Historically, privacy policies have typically outlined how a company uses data posted on its own platforms. However, Google’s updated policy deviates from this norm, suggesting it reserves the right to harvest publicly available data from any online source, transforming the entire internet into an AI training playground.
This policy update indeed brings new and exciting privacy debates to the forefront. The general consensus has always been that anything posted in the public domain remains public. But now, it seems we need to reassess what it means to post content online. The focus shifts from who can see the information to how it can be utilized, opening the door for AI systems like Bard and ChatGPT to possibly regurgitate a version of our words in ways we could never predict or fully comprehend.

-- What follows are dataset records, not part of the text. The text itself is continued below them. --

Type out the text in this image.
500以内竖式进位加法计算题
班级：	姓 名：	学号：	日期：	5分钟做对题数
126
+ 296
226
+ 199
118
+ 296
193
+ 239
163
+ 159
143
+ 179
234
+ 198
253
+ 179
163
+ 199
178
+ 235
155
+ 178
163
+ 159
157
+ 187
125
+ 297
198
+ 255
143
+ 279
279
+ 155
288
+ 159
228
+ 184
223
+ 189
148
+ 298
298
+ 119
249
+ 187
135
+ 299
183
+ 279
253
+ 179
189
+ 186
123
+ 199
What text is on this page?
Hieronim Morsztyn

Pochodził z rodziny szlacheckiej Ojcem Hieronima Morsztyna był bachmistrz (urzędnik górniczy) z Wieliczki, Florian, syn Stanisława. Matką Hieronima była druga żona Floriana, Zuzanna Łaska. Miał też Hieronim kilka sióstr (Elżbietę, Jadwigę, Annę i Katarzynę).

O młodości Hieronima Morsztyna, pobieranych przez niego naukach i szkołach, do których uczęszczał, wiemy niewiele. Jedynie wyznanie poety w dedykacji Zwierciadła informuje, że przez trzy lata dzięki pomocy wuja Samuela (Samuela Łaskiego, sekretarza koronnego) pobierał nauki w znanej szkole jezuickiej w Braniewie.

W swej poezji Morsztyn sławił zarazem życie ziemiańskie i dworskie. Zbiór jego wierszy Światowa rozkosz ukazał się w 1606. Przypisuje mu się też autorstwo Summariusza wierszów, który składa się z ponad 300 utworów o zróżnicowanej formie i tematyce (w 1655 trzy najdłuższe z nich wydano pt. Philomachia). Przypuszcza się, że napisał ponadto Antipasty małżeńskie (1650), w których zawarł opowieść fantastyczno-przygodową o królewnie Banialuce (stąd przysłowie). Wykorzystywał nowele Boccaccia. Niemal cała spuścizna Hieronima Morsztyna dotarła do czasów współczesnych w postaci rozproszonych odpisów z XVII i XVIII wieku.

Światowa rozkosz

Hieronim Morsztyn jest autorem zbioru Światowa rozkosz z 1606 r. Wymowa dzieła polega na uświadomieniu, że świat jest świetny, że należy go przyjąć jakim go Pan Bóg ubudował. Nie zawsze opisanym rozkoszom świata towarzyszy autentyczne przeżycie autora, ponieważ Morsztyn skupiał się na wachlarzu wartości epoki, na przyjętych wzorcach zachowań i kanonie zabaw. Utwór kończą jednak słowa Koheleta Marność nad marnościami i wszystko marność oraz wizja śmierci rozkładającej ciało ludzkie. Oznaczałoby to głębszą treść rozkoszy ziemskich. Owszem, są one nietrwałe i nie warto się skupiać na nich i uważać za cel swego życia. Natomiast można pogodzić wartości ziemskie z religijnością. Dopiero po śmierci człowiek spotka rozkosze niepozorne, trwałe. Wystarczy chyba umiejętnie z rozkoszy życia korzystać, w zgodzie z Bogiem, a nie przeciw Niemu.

In the wake of the post-ChatGPT era, the source of data for these information-guzzling chatbots has become a pressing issue. Tech companies like Google and OpenAI have scoured vast expanses of the internet to feed their AI models, raising legal and ethical questions that would’ve seemed far-fetched just a few years ago.
Notably, Twitter and Reddit, having faced their share of challenges due to AI-related issues, have made contentious changes to their platforms. Both social media giants have locked down their API access, which was previously open to the public. This move ostensibly protects their intellectual property, but it also disrupts third-party tools that many users relied upon.
Web scraping, in the spotlight due to these changes, has become the scapegoat for several tech disasters, as exemplified by Elon Musk’s recent Twitter issues. Musk attributed a limit on the number of tweets viewable per day to measures combating “data scraping” and “system manipulation”. However, many experts suggested that these restrictions were more likely due to technical difficulties stemming from mismanagement or incompetence.